Delayed discharge, also known as bed blocking, occurs when patients are well enough to leave hospital but have to wait for support to be put in place in their own home or for a vacancy at a care home.

Ms Sturgeon said: “Integration is one of the most ambitious programmes of work this government has ever undertaken and one which we believe will deliver health and social care services that work more efficiently, putting people at the very heart of treatment decisions.

“That is why this £107 million additional funding across Scotland is so important.

“Not only does it ensure that patients can receive more treatment in their communities where we know they are more comfortable, but it also reduces demand for acute hospital usage by reducing avoidable admissions, lengths of stay and delayed discharges.

“Our social-care system is world-renowned and envied across the UK and, as a shared priority between the Scottish Government and local government, spend on this has been protected in Scotland.
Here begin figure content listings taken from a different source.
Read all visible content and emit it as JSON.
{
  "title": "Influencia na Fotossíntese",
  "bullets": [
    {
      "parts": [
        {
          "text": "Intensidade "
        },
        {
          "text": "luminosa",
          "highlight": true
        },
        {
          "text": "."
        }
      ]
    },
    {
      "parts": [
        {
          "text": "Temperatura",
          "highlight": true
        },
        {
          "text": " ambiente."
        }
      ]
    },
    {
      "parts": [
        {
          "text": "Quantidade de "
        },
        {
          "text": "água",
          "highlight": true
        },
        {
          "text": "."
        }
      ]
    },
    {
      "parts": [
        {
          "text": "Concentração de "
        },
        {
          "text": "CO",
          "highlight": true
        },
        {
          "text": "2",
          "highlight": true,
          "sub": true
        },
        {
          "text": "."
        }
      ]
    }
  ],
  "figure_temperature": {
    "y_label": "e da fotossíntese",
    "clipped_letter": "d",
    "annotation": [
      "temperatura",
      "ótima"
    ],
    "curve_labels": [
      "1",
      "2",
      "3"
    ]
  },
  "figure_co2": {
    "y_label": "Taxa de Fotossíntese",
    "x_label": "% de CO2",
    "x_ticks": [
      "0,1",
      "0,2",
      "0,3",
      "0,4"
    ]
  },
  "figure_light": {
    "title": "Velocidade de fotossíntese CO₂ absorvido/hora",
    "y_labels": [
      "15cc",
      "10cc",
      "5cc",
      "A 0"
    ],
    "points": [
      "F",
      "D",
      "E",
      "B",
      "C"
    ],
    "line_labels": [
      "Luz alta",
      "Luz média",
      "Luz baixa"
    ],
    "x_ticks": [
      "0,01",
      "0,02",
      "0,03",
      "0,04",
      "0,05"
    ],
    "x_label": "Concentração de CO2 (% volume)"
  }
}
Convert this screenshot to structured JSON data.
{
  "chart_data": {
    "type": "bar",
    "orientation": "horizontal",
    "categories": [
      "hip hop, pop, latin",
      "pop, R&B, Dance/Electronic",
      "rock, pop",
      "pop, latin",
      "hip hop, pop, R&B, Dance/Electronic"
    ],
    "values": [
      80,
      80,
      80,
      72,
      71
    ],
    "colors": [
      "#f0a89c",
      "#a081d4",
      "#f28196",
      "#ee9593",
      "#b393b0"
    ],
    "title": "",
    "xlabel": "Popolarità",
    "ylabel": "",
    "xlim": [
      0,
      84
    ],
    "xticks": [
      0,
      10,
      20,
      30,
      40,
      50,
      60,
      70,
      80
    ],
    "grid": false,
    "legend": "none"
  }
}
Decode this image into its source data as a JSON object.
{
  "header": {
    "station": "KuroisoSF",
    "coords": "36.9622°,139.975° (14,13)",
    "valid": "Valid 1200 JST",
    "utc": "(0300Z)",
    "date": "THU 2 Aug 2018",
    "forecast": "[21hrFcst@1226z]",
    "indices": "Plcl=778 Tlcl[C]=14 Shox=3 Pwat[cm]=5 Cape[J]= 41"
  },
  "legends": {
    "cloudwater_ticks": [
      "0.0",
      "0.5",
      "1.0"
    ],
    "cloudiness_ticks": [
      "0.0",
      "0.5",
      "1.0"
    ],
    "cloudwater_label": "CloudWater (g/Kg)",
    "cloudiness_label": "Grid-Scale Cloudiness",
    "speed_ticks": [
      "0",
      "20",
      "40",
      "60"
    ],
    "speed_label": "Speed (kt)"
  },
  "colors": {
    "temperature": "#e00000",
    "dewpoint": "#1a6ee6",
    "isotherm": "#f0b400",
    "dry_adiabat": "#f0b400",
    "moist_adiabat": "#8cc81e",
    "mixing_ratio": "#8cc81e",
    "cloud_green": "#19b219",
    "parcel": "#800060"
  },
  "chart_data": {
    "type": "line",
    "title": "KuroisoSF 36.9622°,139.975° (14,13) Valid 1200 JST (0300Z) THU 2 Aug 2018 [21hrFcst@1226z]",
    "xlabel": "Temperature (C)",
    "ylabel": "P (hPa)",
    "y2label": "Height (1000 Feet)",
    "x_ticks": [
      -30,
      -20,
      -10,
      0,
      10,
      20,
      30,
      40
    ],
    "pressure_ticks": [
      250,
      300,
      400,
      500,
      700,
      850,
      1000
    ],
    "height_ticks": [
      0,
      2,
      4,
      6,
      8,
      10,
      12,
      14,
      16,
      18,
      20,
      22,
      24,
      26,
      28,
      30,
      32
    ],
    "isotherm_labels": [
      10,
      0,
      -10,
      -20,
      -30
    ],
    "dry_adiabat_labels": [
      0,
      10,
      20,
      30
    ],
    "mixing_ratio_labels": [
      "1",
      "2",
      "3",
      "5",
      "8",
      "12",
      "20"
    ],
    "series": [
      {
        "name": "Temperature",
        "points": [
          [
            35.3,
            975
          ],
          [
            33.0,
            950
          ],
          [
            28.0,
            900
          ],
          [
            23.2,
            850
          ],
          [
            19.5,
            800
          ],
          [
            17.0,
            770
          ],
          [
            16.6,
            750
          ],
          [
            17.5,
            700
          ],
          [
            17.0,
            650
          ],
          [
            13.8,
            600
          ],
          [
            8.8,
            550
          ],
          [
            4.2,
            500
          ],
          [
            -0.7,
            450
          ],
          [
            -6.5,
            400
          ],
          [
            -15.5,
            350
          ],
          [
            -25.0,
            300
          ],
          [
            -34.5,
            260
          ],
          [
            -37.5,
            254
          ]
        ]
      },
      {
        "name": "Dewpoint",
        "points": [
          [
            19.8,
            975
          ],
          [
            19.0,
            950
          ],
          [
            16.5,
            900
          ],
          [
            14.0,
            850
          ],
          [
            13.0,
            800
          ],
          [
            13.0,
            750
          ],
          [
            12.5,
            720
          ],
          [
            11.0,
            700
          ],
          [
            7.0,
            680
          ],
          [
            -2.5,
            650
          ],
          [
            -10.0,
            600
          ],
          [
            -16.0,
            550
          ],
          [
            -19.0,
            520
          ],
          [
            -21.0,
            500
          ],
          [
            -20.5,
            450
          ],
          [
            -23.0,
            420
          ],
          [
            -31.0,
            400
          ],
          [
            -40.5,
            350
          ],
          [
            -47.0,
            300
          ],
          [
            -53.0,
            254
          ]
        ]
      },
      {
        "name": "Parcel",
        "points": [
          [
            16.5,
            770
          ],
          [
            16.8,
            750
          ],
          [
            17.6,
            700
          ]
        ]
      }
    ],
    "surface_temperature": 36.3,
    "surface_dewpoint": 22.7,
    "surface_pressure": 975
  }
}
This additional funding maintains that for 2017/18.

“This is in direct contrast to the situation in England and Wales, where six consecutive years of cuts to local authority budgets have seen 26% fewer people get the help they need.”

The latest figures show 1,576 people were delayed being discharged from Scottish hospitals in October 2016, up from 1,524 the previous month.

Earlier this week, Labour revealed 683 patients previously declared medically-fit to leave died in hospitals across Scotland while waiting to be discharged between the start of March 2015 and the end of September 2016.

The Scottish Government has allocated a further £30 million a year to reduce delayed discharges.

Ms Sturgeon was speaking on a visit to Midlothian Community Hospital in Bonnyrigg on Monday, where she met patients receiving physiotherapy and older people attending a day centre.

Colin Smyth, Labour’s social care spokesman, said: “If Nicola Sturgeon really wants to transform care of the elderly in Scotland, then she would scrap her plan to cut £327 million from local services next year. Cuts to councils have a direct impact on the service they can provide to people in need.

“Labour’s plan to bring an end to the cuts would mean we can invest in vital local services like care of the elderly.

“This would also take pressure off our NHS, giving staff the time and resources to provide the best possible care to patients.”